Reputation: 31
I am trying to parse a CSV file in C. I have each line of my file scanned into the array called lines, which works. Then, I check each character in the line to see if it is a comma (44).
I am having trouble with the last else statement, which should start a new token when there is a comma.
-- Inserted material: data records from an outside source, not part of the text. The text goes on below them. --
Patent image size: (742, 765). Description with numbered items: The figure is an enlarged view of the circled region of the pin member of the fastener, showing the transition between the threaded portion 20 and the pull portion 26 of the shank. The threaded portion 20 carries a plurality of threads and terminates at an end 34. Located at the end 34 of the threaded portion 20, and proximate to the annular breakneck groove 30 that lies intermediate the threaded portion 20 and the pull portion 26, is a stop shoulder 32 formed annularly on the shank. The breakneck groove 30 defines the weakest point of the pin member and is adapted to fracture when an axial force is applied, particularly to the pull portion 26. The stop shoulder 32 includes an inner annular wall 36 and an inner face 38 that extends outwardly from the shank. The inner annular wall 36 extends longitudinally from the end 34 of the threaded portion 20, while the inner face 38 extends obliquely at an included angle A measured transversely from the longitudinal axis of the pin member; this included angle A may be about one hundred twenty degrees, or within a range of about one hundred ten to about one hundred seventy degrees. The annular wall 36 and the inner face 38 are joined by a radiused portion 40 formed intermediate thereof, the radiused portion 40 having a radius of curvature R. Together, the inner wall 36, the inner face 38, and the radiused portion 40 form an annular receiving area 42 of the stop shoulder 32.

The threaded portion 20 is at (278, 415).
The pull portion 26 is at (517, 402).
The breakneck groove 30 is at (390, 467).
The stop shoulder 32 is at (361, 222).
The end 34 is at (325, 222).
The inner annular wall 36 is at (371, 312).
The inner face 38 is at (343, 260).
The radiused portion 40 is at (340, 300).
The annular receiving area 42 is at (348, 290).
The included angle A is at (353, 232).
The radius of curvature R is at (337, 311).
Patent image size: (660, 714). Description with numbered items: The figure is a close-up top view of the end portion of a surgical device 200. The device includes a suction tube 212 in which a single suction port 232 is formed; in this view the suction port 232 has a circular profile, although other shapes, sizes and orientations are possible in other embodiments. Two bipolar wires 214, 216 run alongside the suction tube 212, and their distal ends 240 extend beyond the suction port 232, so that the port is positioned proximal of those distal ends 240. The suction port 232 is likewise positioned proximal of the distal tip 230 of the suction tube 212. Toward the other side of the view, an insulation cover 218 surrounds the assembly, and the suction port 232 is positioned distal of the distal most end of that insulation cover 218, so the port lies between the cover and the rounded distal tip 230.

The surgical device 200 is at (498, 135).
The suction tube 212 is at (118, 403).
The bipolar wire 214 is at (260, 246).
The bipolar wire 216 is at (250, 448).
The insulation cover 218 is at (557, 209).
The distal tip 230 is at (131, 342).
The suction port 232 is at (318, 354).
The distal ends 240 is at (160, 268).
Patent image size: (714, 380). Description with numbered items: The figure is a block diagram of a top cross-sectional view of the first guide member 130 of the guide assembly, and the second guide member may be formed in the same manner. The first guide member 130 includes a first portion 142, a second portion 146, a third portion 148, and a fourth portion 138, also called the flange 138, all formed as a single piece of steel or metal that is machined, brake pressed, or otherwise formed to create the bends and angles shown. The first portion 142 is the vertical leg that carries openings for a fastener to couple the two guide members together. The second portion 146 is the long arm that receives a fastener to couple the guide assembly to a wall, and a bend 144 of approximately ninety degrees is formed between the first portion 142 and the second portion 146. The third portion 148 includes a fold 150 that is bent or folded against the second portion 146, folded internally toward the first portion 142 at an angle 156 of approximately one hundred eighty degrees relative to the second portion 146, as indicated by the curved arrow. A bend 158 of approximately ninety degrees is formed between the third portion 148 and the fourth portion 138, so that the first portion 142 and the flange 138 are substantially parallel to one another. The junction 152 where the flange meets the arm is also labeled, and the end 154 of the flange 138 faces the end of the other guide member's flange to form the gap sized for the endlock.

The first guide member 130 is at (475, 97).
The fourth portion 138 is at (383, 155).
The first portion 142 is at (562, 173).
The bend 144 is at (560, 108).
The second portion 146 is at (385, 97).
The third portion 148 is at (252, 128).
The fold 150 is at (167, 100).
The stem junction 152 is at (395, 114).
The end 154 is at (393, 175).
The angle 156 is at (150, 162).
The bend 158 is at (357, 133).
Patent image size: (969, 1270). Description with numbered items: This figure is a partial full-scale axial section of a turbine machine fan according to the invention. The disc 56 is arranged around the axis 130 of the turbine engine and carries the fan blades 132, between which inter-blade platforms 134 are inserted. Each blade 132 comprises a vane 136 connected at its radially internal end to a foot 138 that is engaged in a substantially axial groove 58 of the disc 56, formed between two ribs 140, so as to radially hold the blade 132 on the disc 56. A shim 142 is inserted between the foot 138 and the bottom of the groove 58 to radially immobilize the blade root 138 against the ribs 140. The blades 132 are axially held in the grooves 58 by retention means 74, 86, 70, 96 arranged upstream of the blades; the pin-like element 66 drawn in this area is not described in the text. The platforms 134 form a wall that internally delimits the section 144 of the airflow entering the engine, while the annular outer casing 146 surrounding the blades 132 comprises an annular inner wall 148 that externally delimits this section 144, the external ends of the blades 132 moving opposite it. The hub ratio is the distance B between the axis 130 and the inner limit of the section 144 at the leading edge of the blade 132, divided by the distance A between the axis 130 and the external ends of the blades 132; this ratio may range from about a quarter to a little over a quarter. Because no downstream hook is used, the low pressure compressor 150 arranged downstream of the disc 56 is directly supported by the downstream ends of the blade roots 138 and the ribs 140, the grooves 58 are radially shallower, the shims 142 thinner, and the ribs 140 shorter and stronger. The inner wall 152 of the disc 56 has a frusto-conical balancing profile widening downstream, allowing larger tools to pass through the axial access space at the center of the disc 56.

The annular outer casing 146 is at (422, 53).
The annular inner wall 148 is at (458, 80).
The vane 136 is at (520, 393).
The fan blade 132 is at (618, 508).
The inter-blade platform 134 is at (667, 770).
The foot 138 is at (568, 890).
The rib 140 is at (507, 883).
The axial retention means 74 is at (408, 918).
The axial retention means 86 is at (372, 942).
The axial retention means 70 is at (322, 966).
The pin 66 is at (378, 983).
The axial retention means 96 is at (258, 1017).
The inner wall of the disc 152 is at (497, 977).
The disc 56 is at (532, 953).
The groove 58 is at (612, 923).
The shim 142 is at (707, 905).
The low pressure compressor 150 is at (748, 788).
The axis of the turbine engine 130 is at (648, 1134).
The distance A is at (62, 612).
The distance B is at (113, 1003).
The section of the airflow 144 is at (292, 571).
The first token of the line is always read correctly, but the rest are not (strange symbols/characters appear in output). I tried removing the '\0' statement, since I'm not sure that I needed it, but I have the same problem. I am guessing this is some kind of undefined behavior, but I am not sure.
Thanks!
//[rows = num strings] [max num chars per string]
int max_len = 21;
int num_strings = 12;
char lines[num_strings][max_len];
//Open file
data = fopen("data.txt", "r");
//Check if file opened correctly
if (data == NULL) {
printf ("File did not open correctly.\n");
}
//Parse each token
char tokens[60][21];
int counter = 0;
//Read each line
for(int i=0; i<num_strings; i++)
{
//Scan line into lines[i]
fscanf(data, "%s", lines[i]);
printf("\nThis line = %s\n",lines[i]);
//Read each char in line
for(int j=0; j<strlen(lines[i]); j++)
{
char *c = &lines[i][j];
//printf("Current char of line: %c\n", c[0]);
//If it's not a comma (or null character), add to current token
if(c[0] != 44) {
tokens[counter][j] = c[0];
} else {//If it is, terminate string and go to next token
tokens[counter][j] = '\0';
printf("This token = %s\n",tokens[counter]);
counter++;
}
}
}
Upvotes: 1
Views: 318
Reputation: 811
Your code has a couple of issues, I'll start off by giving you a working main inner-loop of the program:
int tok_i = 0;
int jmax = strlen(lines[i]) + 1;
for(int j = 0; j < jmax; j++)
{
char *c = &lines[i][j];
//printf("Current char of line: %c\n", c[0]);
//If it's not a comma (or null character), add to current token
if(c[0] != 44 && c[0] != '\0') {
tokens[counter][tok_i] = c[0];
tok_i++;
} else {//If it is, terminate string and go to next token
tokens[counter][tok_i] = '\0';
printf("This token = %s\n",tokens[counter]);
counter++;
tok_i = 0;
}
}
the main reason your code didn't work was that you were writing to tokens[counter][j]
, where j
was your current position in the line. This is fine for the first token of a line, where the first character of the token is the first character of the line, but for subsequent tokens the first character of the token will be somewhere within the line where j
will not equal 0!
To fix this I've just included another counter, tok_i
for keeping track of where in the current token we currently are. This has to be incremented whenever we don't find a comma or null and reset whenever we do find a comma or null, when we know we are about to start a new token on the next loop.
With this method we have to explicitly check for the \0
character at the end of the string, at which point a second issue becomes apparent. strlen
gives the length of the string, excluding the \0
character, since we want to loop over the line including the \0
character we need to make the ending condition of our for
loop j<strlen(lines[i]) + 1
.
You'll also notice that there's little point in having strlen
inside the loop conditional: strlen(lines[i])
will not change over the course of the loop and yet we are asking strlen(lines[i])
to be evaluated each iteration, a small waste of time. This is probably fixed for us by the compiler, but just in case we fix it for sure by evaluating the breaking condition for the loop outside of the loop conditional, in the variable jmax
.
Other issues include that fscanf(data, "%s", &lines[i]);
will only work if the line you're fscanf
ing has no spaces in it. It's usual to use fgets
for these kind of scenarios, which takes the whole line including spaces.
Also, hardcoding the number of lines of the input file is also unnecessary, but could be acceptable if the input has very definite length.
Upvotes: 1
Reputation: 16512
My suggestion is to draw the diagram of your strings, Say you have this line and you'll find the first comma:
. 1 2
.01234567890123456789012
i -> |aaaa,bbb,cccccc,dddd,e\0
. ^
j
This is the tokens
array:
01234
counter |aaaa\0
Now you increment counter
but j
will continue, so next time you will have:
. 1 2
.01234567890123456789012
i -> |aaaa,bbb,cccccc,dddd,e\0
. ^
j
and the next line in the tokens
array will be:
01234 567
|aaaa\0
counter |????? bbb\0
Not exactly what you intended, right?
You should find another way to copy the characters in the token array.
May I suggest that if you need just to fill the token
array, you can get rid of the lines entirely and read the file one character at the time?
Also, I suppose this is just for practice as you did not mention the fact that a CSV may contain a comma within a string:
aaaa,"bb,bb",ccc
has three field.
Upvotes: 1